GeorgeWChilds, Skepticism is not only our middle name, it’s our first and last names as well. For some reason nobody believes this.
What I’d really like to see are dates and names of the newspapers that Wachtel found the phrase “Prime’s rate of interest” in. That would establish the use of the term in the early 19th century.
Note that it would **not **prove that it was the source of the term as used today. The apparent gap of non-use until the 20th century makes it all too likely that the phrase was independently reinvented from the obvious and widespread meaning of the term “prime.” Many famous phrases have antecedents in history but pop up again at a later time with no connection. (Search for the dozens of threads we’ve had on the origin of “the whole nine yards” as an example.)
I also think you’re misinterpreting my scrutiny of Wachtel.

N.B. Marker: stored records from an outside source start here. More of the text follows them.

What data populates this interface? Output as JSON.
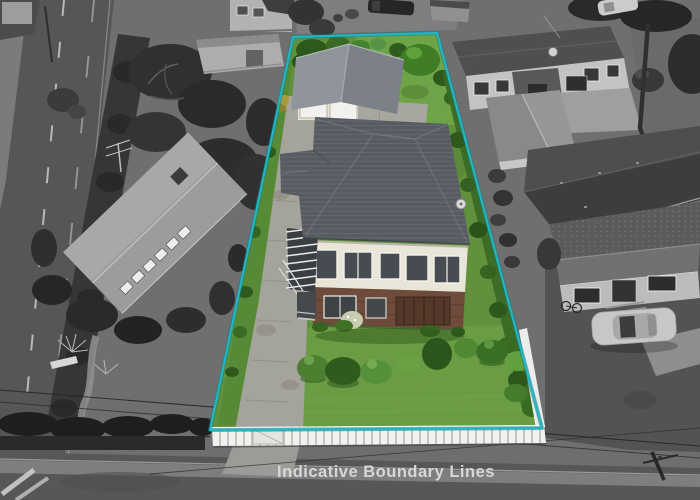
{
  "caption": {
    "text": "Indicative Boundary Lines",
    "color": "#dcdcdc"
  },
  "boundary": {
    "points": "293,37 437,33 542,428 210,430",
    "line_color": "#23b5c0",
    "line_color_dark": "#0d7d88"
  },
  "palette": {
    "background_gray": "#6f6f6f",
    "road_asphalt": "#565656",
    "lawn_green": "#61913c",
    "front_lawn_green": "#6a9c44",
    "house_roof_gray": "#575c63",
    "house_wall_cream": "#e9e5d8",
    "house_brick": "#6e4b3b",
    "garage_roof_gray": "#8f959b",
    "fence_white": "#f1f1f0"
  }
}
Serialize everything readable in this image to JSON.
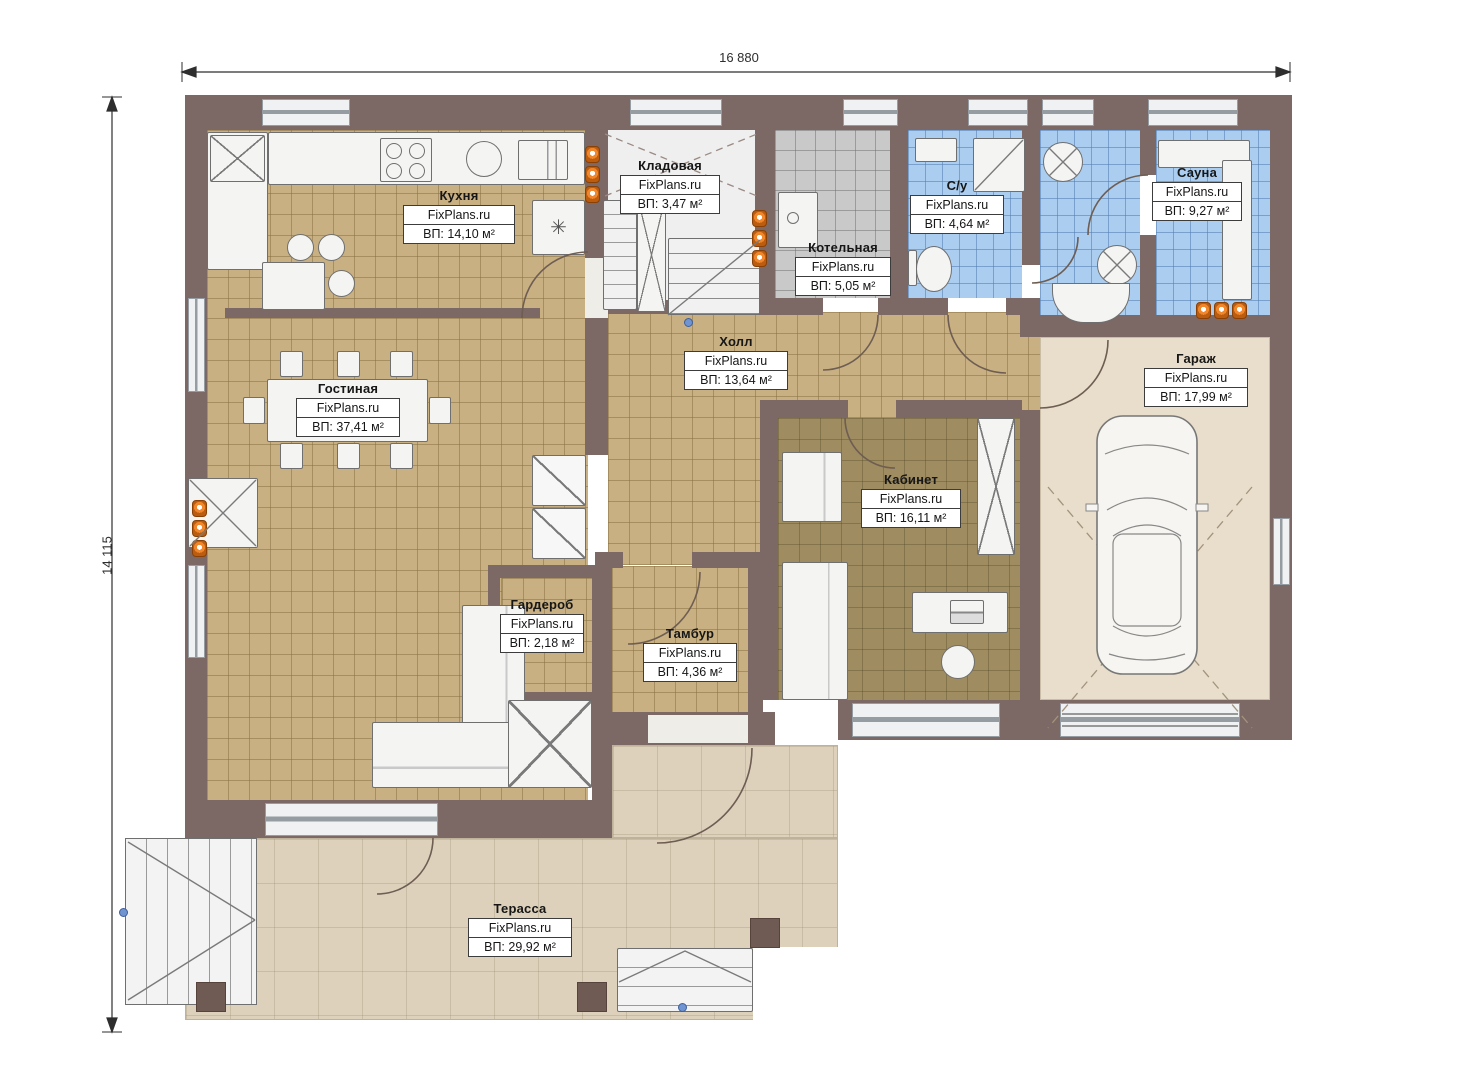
{
  "plan": {
    "top_dimension": "16 880",
    "left_dimension": "14 115"
  },
  "rooms": [
    {
      "id": "kitchen",
      "name": "Кухня",
      "watermark": "FixPlans.ru",
      "area": "ВП: 14,10 м²"
    },
    {
      "id": "storage",
      "name": "Кладовая",
      "watermark": "FixPlans.ru",
      "area": "ВП: 3,47 м²"
    },
    {
      "id": "boiler",
      "name": "Котельная",
      "watermark": "FixPlans.ru",
      "area": "ВП: 5,05 м²"
    },
    {
      "id": "wc",
      "name": "С/у",
      "watermark": "FixPlans.ru",
      "area": "ВП: 4,64 м²"
    },
    {
      "id": "sauna",
      "name": "Сауна",
      "watermark": "FixPlans.ru",
      "area": "ВП: 9,27 м²"
    },
    {
      "id": "hall",
      "name": "Холл",
      "watermark": "FixPlans.ru",
      "area": "ВП: 13,64 м²"
    },
    {
      "id": "living",
      "name": "Гостиная",
      "watermark": "FixPlans.ru",
      "area": "ВП: 37,41 м²"
    },
    {
      "id": "garage",
      "name": "Гараж",
      "watermark": "FixPlans.ru",
      "area": "ВП: 17,99 м²"
    },
    {
      "id": "office",
      "name": "Кабинет",
      "watermark": "FixPlans.ru",
      "area": "ВП: 16,11 м²"
    },
    {
      "id": "wardrobe",
      "name": "Гардероб",
      "watermark": "FixPlans.ru",
      "area": "ВП: 2,18 м²"
    },
    {
      "id": "vestibule",
      "name": "Тамбур",
      "watermark": "FixPlans.ru",
      "area": "ВП: 4,36 м²"
    },
    {
      "id": "terrace",
      "name": "Терасса",
      "watermark": "FixPlans.ru",
      "area": "ВП: 29,92 м²"
    }
  ],
  "colors": {
    "wall": "#7c6864",
    "floor_tan": "#c8b082",
    "floor_blue": "#abcdef",
    "floor_gray": "#c9c9c9",
    "floor_office": "#9f8c60",
    "floor_garage": "#e8decb",
    "floor_terrace": "#ddd1bc",
    "radiator": "#f0872c"
  }
}
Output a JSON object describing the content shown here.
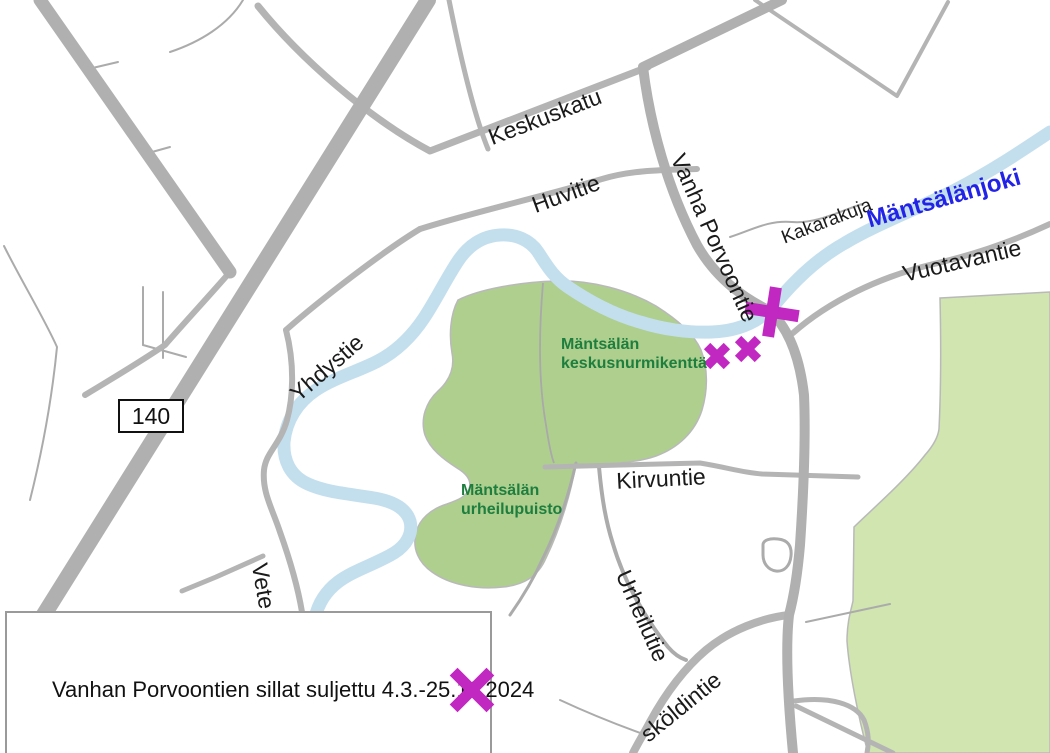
{
  "map": {
    "road_number_badge": "140",
    "road_labels": {
      "keskuskatu": "Keskuskatu",
      "huvitie": "Huvitie",
      "vanha_porvoontie": "Vanha Porvoontie",
      "kakarakuja": "Kakarakuja",
      "vuotavantie": "Vuotavantie",
      "yhdystie": "Yhdystie",
      "kirvuntie": "Kirvuntie",
      "urheilutie": "Urheilutie",
      "skoldintie": "sköldintie",
      "vete": "Vete"
    },
    "river_label": "Mäntsälänjoki",
    "park_labels": {
      "keskusnurmikentta_line1": "Mäntsälän",
      "keskusnurmikentta_line2": "keskusnurmikenttä",
      "urheilupuisto_line1": "Mäntsälän",
      "urheilupuisto_line2": "urheilupuisto"
    }
  },
  "legend": {
    "text": "Vanhan Porvoontien sillat suljettu 4.3.-25.11.2024"
  },
  "colors": {
    "closure_magenta": "#c127c1",
    "river_blue": "#c3dfee",
    "river_label_blue": "#2323e8",
    "park_green_dark": "#afcf8f",
    "park_green_light": "#d0e5af",
    "park_label_green": "#1e7e3e",
    "road_gray": "#b0b0b0"
  }
}
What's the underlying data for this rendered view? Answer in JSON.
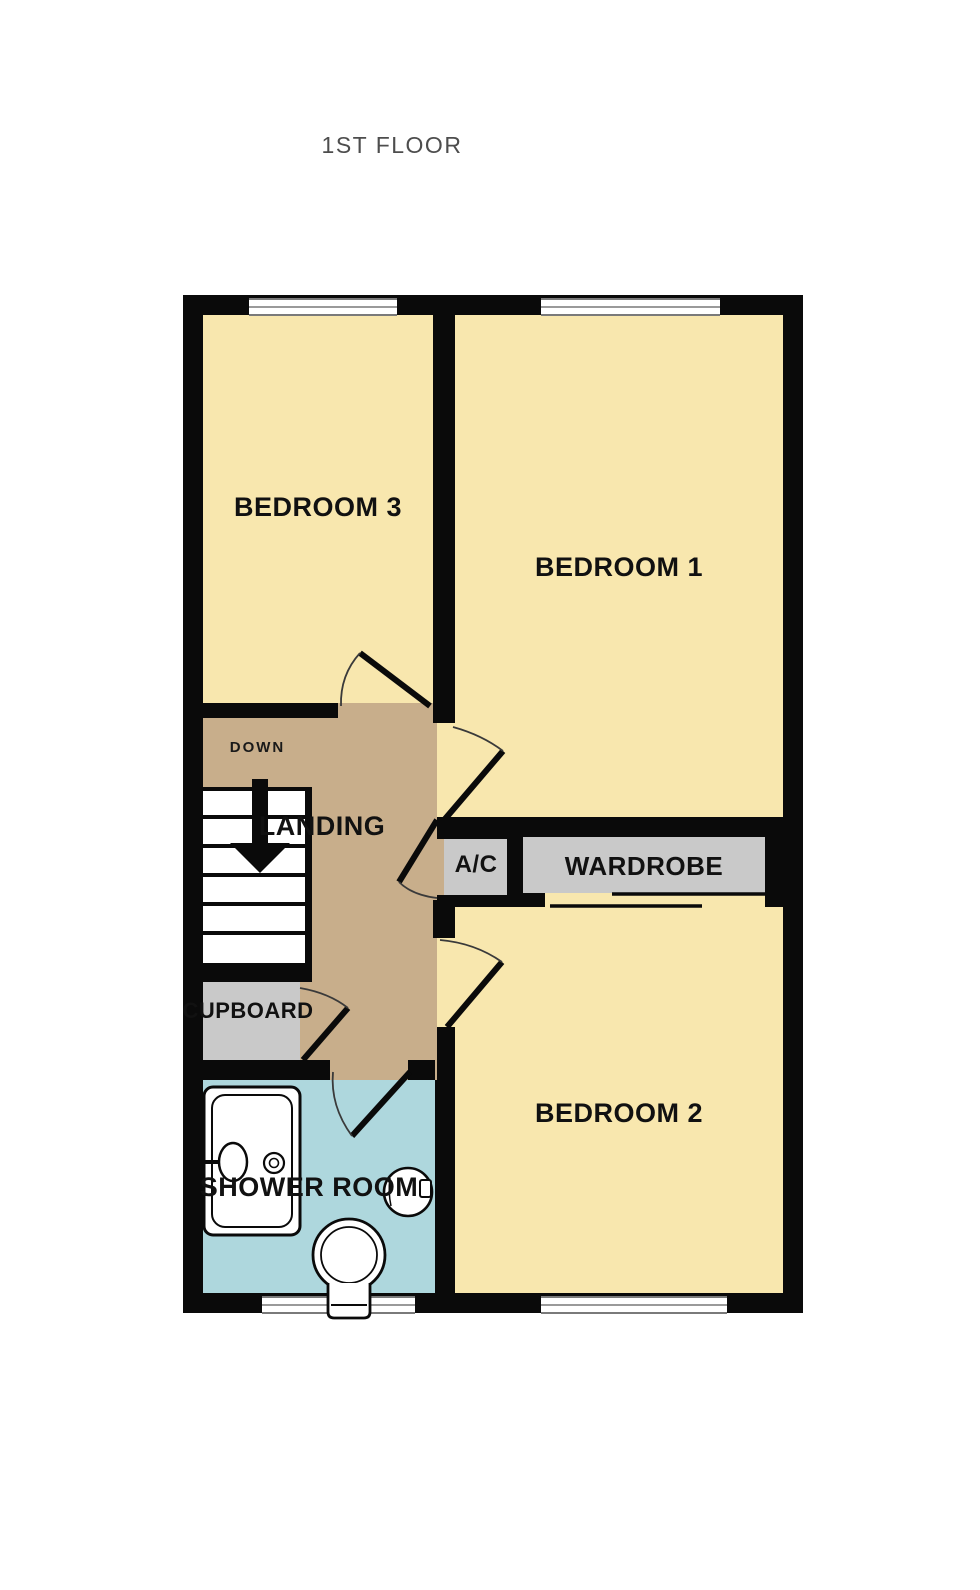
{
  "title": "1ST FLOOR",
  "floorplan": {
    "rooms": [
      {
        "id": "bedroom-3",
        "label": "BEDROOM 3",
        "fill": "#F8E7AE"
      },
      {
        "id": "bedroom-1",
        "label": "BEDROOM 1",
        "fill": "#F8E7AE"
      },
      {
        "id": "landing",
        "label": "LANDING",
        "fill": "#C8AE8B"
      },
      {
        "id": "ac",
        "label": "A/C",
        "fill": "#C9C9C9"
      },
      {
        "id": "wardrobe",
        "label": "WARDROBE",
        "fill": "#C9C9C9"
      },
      {
        "id": "cupboard",
        "label": "CUPBOARD",
        "fill": "#C9C9C9"
      },
      {
        "id": "shower-room",
        "label": "SHOWER ROOM",
        "fill": "#AED7DD"
      },
      {
        "id": "bedroom-2",
        "label": "BEDROOM 2",
        "fill": "#F8E7AE"
      }
    ],
    "stairs": {
      "label": "DOWN",
      "direction": "down"
    },
    "fixtures": [
      "shower-tray",
      "washbasin",
      "toilet"
    ],
    "colors": {
      "wall": "#0a0a0a",
      "room_fill": "#F8E7AE",
      "hall_fill": "#C8AE8B",
      "bath_fill": "#AED7DD",
      "storage_fill": "#C9C9C9",
      "title_text": "#4d4d4d",
      "label_text": "#111111"
    }
  }
}
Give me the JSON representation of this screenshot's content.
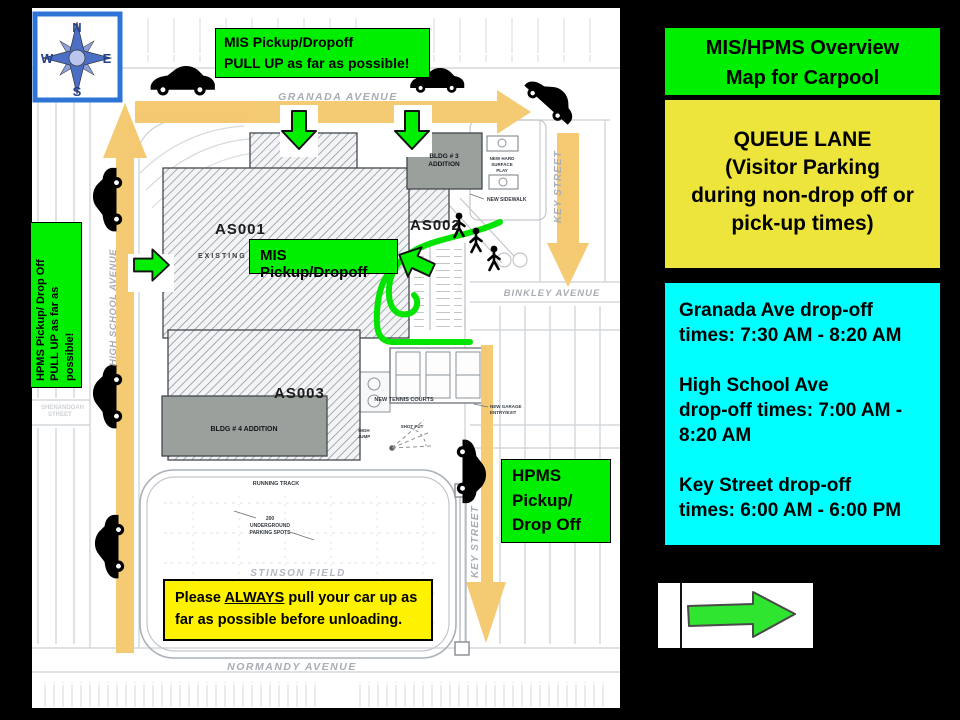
{
  "colors": {
    "green": "#00EF00",
    "yellow_queue": "#EDE53C",
    "yellow_notice": "#FFF200",
    "cyan": "#00FFFF",
    "arrow_tan": "#F4C86E"
  },
  "compass": {
    "n": "N",
    "e": "E",
    "s": "S",
    "w": "W"
  },
  "map": {
    "streets": {
      "granada": "GRANADA AVENUE",
      "high_school": "HIGH SCHOOL AVENUE",
      "key": "KEY STREET",
      "binkley": "BINKLEY AVENUE",
      "normandy": "NORMANDY AVENUE",
      "shenandoah": [
        "SHENANDOAH",
        "STREET"
      ]
    },
    "buildings": {
      "as001": "AS001",
      "as002": "AS002",
      "as003": "AS003",
      "bldg3": [
        "BLDG # 3",
        "ADDITION"
      ],
      "bldg4": "BLDG # 4 ADDITION",
      "existing": "EXISTING"
    },
    "features": {
      "hard_surface": [
        "NEW HARD",
        "SURFACE",
        "PLAY"
      ],
      "new_sidewalk": "NEW SIDEWALK",
      "garage": [
        "NEW GARAGE",
        "ENTRY/EXIT"
      ],
      "tennis": "NEW TENNIS COURTS",
      "running_track": "RUNNING TRACK",
      "high_jump": [
        "HIGH",
        "JUMP"
      ],
      "shot_put": "SHOT PUT",
      "underground": [
        "200",
        "UNDERGROUND",
        "PARKING SPOTS"
      ],
      "stinson": "STINSON FIELD"
    },
    "callouts": {
      "mis_top": "MIS Pickup/Dropoff\nPULL UP as far as possible!",
      "mis_mid": "MIS Pickup/Dropoff",
      "hpms_side": "HPMS Pickup/ Drop Off\nPULL UP as far as\npossible!",
      "hpms_right": "HPMS\nPickup/\nDrop Off",
      "notice_prefix": "Please ",
      "notice_underline": "ALWAYS",
      "notice_suffix": " pull your car up as far as possible before unloading."
    }
  },
  "panel": {
    "title": "MIS/HPMS Overview\nMap for Carpool",
    "queue_lane": "QUEUE LANE\n(Visitor Parking\nduring non-drop off or\npick-up times)",
    "times": {
      "granada": "Granada Ave drop-off\ntimes: 7:30 AM - 8:20 AM",
      "high_school": "High School Ave\ndrop-off times: 7:00 AM -\n8:20 AM",
      "key": "Key Street drop-off\ntimes: 6:00 AM - 6:00 PM"
    }
  }
}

First, word histories are tricky things. If you are not an expert in how phrases move into the general speech - and few people are, even if they are experts in other aspects of history - then it is easy to jump to conclusions from a coincidental find. Second, books are often wrong, even when they are written by noted scholars to great acclaim. They can be - and are - wrong in enormous varieties of ways. I’ve seen personally dates, names, places, and numbers that are wrong. I’ve seen footnotes that have the wrong date or page number or author. I’ve found some that contain no reference at all to the matter in question. And that’s just factual information that can be proven or disproven. The actual written material can be wrong for a myriad of other reasons. (It’s the little bits of “good stuff” slipped in to make the text more enjoyable that are most subject to being wrong, BTW.) It’s an occupational hazard. Everything needs to be doublechecked for proper attribution. That’s all I’m doing. No disrespect is meant, and I’m sure that Wachtel had to apply similar scrutiny on the material he cited.
I’m hoping that samclem comes into this thread, because he really is an etymological expert. I’d like to see what he makes of this.
Even so, you are very welcome here and I thank you again for bringing some real meat to this conversation for us to chew on.